KUALA LUMPUR, May 8 — Tun Abdullah Ahmad Badawi today demanded a stop to all attempts at racialising last Sunday’s polls by blaming a particular community for Barisan Nasional’s (BN) poor showing at the ballot boxes.
“This is unfair and unhelpful,” he said in a statement here.
The former prime minister, who stepped down in favour of Datuk Seri Najib Razak in 2009 after he led BN to lose its coveted two-thirds parliamentary majority in Election 2008, agreed that following Sunday’s polls results, there was a pressing need for the country to undergo the process of national reconciliation and unity.
He also called on the opposition to accept and respect the election results, despite the fact that they had lost by slim majorities amid claims of fraud and widespread irregularities in the polling process.
“Malaysians deserve stability and certainty that can only come with finality and closure from this election,” he said in his message to the opposition.
“Let us move on in the interest of all Malaysians.”
The just-concluded Election 2013 saw the ruling BN pact recapture federal power but with an even slimmer majority than in Election 2008, polling only 133 seats to Pakatan Rakyat’s 89 in the 222-seat Parliament.

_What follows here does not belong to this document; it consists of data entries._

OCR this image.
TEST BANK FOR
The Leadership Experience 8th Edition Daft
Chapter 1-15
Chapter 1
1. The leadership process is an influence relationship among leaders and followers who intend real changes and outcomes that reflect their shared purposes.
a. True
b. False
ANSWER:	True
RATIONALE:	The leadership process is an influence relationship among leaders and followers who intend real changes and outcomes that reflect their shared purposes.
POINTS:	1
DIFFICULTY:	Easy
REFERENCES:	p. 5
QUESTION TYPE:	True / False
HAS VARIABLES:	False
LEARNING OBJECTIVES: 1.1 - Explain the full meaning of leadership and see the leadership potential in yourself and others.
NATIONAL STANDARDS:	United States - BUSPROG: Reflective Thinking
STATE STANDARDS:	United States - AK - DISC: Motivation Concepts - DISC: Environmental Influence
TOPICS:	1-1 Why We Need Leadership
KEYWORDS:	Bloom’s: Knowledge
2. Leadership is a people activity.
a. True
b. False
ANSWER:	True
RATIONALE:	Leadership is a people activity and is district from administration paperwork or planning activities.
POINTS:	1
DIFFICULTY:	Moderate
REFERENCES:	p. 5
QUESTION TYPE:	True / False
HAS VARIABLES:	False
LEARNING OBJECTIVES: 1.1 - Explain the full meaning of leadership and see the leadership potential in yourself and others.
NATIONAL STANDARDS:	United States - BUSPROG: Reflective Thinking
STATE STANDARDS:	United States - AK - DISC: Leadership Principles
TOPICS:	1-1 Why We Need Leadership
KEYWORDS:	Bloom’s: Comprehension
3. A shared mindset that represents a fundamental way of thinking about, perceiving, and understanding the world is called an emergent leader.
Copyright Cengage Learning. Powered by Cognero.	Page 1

It had been a nail-biting race from start to finish between both powerful pacts and although BN emerged the winner, the vote trend that saw a large majority of the Chinese community backing PR has sparked a mini racial war between those across the political divide.
In his first response at the close of the polls, Najib termed the results a “Chinese tsunami”, even saying that if not handled carefully, the nation could see days of unrest ahead.
He mooted the idea for national reconciliation, saying efforts to unite the country through the introduction of fair and moderate policies were necessary to ensure Malaysia maintains its stability.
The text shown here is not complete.